The mourners filed past, some hugging Mommy and me, some just pausing to touch our hands and shake their heads. Everyone said the same thing, "Sorry for your trouble." Mommy kept her head down most of the time, so I had to greet people and thank t
hem. When Bobby took my hand, I gave him a small hug. He looked embarrassed, mumbled something, and hurried off with his friends. I couldn't blame him, but it made me feel like a leper. I noticed that most people were awkward and distant around us, as if tragedy was something you could catch like a cold.
Afterward, we all walked back from the cemetery more quickly than we had walked to it, especially Mommy. The snow fell faster and harder, and now that the funeral was over, I felt the cold cut right through to my bones.
The other two miners' families and friends were getting together to eat and comfort each other. Mama Arlene had made a pot roast thinking we would all be there, but as we left the cemetery, Mommy told her she wasn't going. She couldn't get away from the sadness fast enough.
"I can't stand any more sad faces around me," she wailed and shook her head.
"Folks need each other at times like this," Mama Arlene explained.
Mommy just shook her head again and quickened her pace. Suddenly, Archie Marlin caught up with us in his imitation patent leather shoes and his shiny gray suit, with his glossy red hair parted in the middle.
"Be glad to drive you home, Haille," he offered.
Mommy's eyes brightened and more color returned to her face. Nothing could cheer her up as quickly as a man's attention. "Why thank you, Archie. That's very kind."
"Ain't much. J wish I could do more," he remarked, flashing me a smile.
Behind us I saw Alice widen her round eyes even more. "Come on, honey." Mommy reached for my hand, but I stepped back.
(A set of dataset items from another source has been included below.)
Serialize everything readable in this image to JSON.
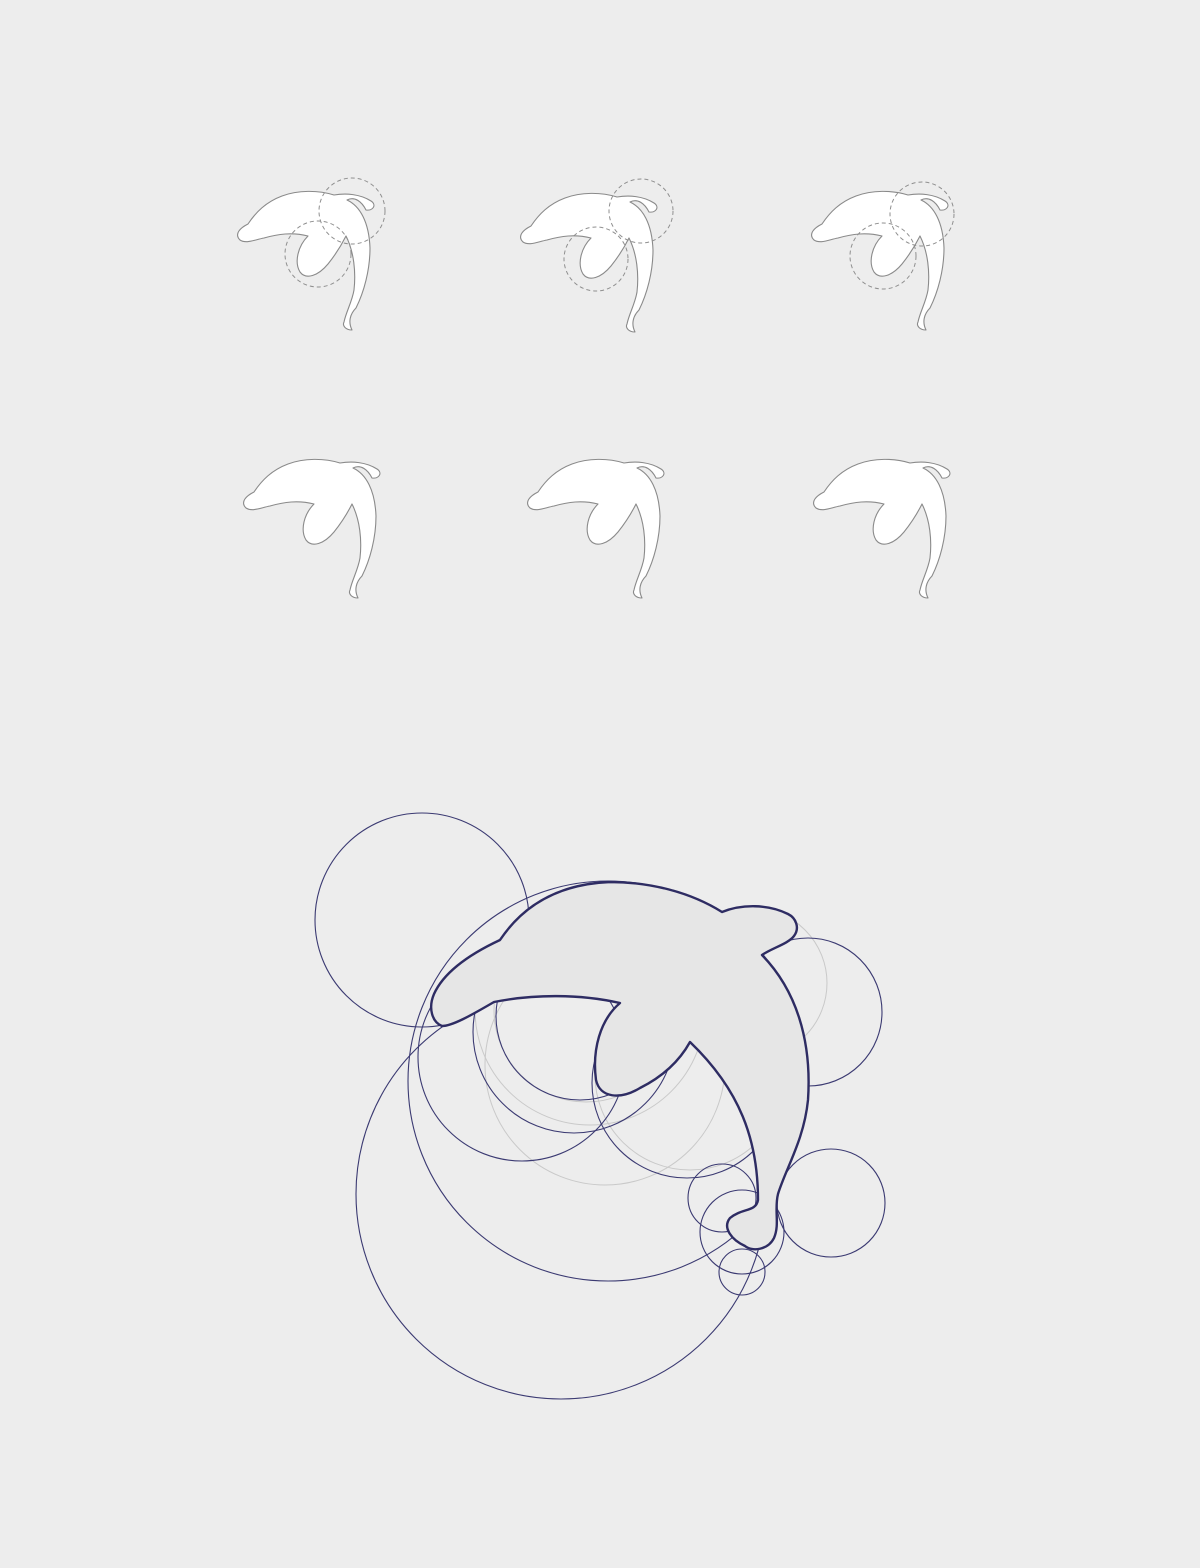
{
  "colors": {
    "background": "#ededed",
    "sketch_fill": "#ffffff",
    "sketch_stroke": "#8a8a8a",
    "grid_stroke": "#3b3a72",
    "mark_fill": "#e6e6e6",
    "mark_stroke": "#2e2c63"
  },
  "sketches": {
    "row_1": {
      "kind": "dolphin outline with dashed guide circles",
      "count": 3
    },
    "row_2": {
      "kind": "dolphin outline variation",
      "count": 3
    }
  },
  "construction": {
    "kind": "dolphin logo construction grid",
    "guide_circles": 17
  }
}
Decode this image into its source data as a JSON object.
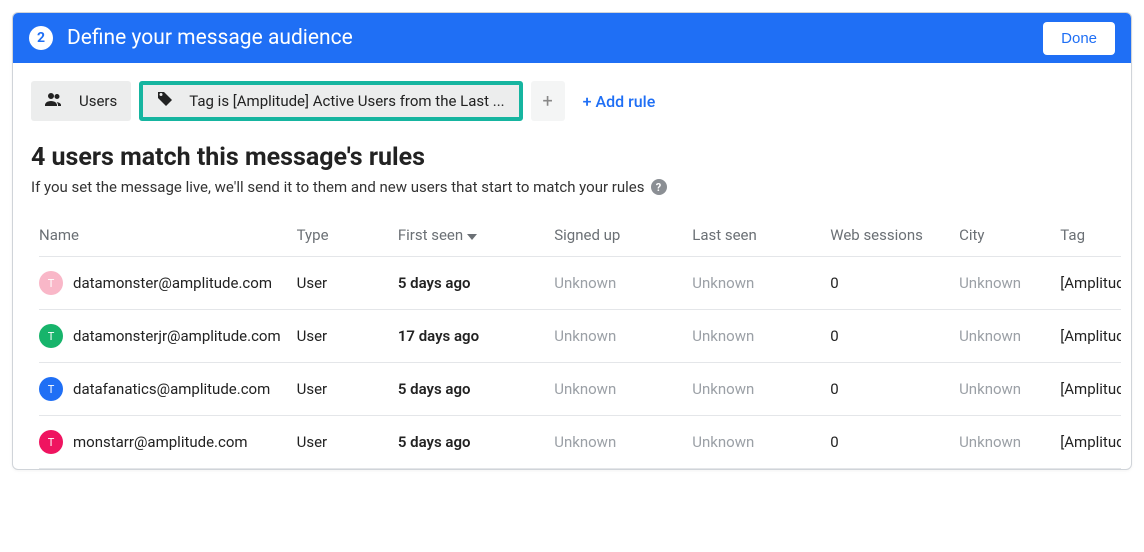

"I'll walk home with Alice," I told her.
"That's silly, Melody. It's cold."
"I'm not cold," I said, even though my teeth wanted to chatter.
"Suit yourself," Mommy said and got into Archie's car. Two large cotton dice hung from the rearview mirror and his seats were upholstered with an imitation white wool that shed on your clothes. The wiry threads were sure to get all over Mommy's black dress, but she didn't care. Before we had left for church, she told me she expected to throw the dress in the garbage the moment she took it off anyway.
"I don't intend to spend weeks mourning and wearing black," she declared. "Sadness ages you and it doesn't bring back the dead. Besides, I can't wear this black thing to work, can I?"
"When are you going back to work, Mommy?" I asked, surprised. With Daddy's death, I thought the world would stop turning. How could our lives go on?
"Tomorrow," she said. "I don't have much choice. We don't have anyone supporting us anymore, do we? Not that it was much support anyway," she mumbled.
"Should I go right back to school?" I asked more out of anger than a desire to return.
"Of course. What are you going to do around here all day? You'll go crazy looking at these four walls."